L’écart record entre le pétrole papier et le pétrole physique : une bombe à retardement sur les marchés financiers ? Les prix du pétrole sont maintenus artificiellement en dessous du « seuil psychologique » — Dmitriev

L’envoyé spécial du président russe a commenté un article de Global Markets Investor selon lequel les prix du pétrole augmentent considérablement malgré la baisse des contrats à terme, soulignant ainsi les tensions sur le marché physique et la crise énergétique persistante.

Envoyé spécial du président russe pour les investissements étrangers et la coopération économique, Kirill Dmitriev, Sergey Karpukhin/TASSKirill Dmitriev, envoyé spécial du président russe pour les investissements étrangers et la coopération économique

L’envoyé spécial du président russe et directeur général du Fonds d’investissement direct russe, Kirill Dmitriev, estime que les prix du pétrole sont maintenus artificiellement en dessous du « seuil psychologique » de 100 dollars le baril.

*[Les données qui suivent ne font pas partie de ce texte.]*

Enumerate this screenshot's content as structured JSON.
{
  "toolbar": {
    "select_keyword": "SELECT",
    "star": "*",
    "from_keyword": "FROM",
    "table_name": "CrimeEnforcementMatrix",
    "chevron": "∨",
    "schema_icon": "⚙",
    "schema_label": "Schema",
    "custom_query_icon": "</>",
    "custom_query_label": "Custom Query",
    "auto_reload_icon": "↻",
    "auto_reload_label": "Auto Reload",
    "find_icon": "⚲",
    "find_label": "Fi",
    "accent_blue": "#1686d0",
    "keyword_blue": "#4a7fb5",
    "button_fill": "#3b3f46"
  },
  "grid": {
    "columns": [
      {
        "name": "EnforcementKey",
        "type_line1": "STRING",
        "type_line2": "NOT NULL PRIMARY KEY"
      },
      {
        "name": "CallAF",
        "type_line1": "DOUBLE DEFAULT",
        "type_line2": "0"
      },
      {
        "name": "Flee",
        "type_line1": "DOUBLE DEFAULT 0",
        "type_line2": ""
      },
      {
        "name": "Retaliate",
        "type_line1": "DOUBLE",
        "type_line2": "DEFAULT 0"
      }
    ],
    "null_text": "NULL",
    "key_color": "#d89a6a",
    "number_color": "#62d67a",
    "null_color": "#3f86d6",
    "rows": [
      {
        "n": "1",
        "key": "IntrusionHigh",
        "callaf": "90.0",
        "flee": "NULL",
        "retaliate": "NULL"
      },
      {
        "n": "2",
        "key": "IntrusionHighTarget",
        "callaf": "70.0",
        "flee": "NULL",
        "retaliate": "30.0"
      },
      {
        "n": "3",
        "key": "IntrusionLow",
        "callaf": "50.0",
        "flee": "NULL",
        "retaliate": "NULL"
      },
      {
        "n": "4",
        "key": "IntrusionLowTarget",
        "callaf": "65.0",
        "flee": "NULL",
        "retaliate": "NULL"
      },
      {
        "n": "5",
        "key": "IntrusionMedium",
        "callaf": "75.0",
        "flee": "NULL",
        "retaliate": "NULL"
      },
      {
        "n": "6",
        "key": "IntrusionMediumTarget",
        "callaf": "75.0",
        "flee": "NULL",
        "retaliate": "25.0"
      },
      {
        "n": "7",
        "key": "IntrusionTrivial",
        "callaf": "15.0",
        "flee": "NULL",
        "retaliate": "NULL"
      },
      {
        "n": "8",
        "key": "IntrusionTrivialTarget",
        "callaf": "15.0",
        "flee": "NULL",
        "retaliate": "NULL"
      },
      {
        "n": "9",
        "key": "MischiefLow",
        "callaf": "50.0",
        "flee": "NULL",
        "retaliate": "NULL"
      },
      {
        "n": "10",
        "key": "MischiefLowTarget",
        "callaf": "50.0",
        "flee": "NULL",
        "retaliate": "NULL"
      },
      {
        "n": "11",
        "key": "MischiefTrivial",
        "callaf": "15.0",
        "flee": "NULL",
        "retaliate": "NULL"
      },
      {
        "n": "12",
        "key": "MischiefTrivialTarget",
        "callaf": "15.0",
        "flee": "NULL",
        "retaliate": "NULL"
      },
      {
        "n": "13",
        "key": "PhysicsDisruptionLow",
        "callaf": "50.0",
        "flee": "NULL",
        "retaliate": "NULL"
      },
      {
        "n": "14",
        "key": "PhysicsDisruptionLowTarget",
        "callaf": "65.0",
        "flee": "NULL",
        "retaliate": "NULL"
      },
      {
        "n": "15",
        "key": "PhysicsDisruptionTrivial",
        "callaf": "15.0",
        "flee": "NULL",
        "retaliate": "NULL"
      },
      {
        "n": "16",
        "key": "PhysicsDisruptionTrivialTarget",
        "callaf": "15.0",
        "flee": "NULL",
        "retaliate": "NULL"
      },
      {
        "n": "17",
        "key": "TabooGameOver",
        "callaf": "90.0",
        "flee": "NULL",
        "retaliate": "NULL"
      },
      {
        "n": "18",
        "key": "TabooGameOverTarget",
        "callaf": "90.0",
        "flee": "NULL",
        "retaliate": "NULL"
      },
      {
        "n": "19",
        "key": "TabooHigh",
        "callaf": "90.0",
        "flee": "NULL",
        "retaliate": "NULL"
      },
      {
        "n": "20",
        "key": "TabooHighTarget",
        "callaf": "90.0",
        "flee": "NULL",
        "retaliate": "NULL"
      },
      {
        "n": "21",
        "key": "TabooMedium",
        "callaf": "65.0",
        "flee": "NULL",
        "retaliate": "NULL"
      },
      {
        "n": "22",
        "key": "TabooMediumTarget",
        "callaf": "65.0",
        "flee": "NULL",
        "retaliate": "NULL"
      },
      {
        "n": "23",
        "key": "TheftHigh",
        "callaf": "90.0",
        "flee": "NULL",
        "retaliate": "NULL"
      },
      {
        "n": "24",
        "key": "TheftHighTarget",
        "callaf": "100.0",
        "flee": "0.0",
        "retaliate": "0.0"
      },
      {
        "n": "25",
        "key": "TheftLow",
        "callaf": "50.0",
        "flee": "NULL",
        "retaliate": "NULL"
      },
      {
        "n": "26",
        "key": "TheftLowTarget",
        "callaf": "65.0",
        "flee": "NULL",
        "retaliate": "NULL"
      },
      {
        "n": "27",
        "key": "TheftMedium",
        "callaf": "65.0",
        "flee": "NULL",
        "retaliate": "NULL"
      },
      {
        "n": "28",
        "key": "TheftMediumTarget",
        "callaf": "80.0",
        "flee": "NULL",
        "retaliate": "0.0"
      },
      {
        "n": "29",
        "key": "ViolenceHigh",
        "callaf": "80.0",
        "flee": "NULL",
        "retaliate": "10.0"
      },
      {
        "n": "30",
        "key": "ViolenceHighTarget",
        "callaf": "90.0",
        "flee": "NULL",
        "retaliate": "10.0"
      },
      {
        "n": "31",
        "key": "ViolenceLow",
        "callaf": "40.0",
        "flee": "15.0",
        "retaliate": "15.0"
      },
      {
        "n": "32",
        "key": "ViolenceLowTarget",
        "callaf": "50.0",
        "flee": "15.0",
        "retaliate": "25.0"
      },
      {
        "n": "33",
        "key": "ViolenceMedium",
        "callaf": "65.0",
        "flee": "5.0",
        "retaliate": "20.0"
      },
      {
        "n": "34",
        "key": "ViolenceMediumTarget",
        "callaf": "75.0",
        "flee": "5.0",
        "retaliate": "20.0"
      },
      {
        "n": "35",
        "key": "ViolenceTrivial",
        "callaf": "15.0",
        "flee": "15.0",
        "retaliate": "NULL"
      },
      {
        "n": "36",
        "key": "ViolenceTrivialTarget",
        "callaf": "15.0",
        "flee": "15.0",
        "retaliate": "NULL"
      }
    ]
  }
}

« Qui pourrait être suffisamment puissant, motivé et financièrement capable de continuer à vendre des contrats à terme sur le pétrole pour les maintenir artificiellement sous la limite psychologique de 100 dollars le baril, alors que l’écart avec le prix du pétrole physique dépasse les 30 à 40 dollars ? Ou peut-être s’agit-il simplement de la main invisible du marché selon Adam Smith ? », a-t-il écrit sur X.

Dmitriev a commenté un article de Global Markets Investor indiquant que les prix du pétrole augmentent considérablement malgré la baisse des contrats à terme sur le pétrole papier , soulignant ainsi les tensions sur le marché physique et la crise énergétique persistante.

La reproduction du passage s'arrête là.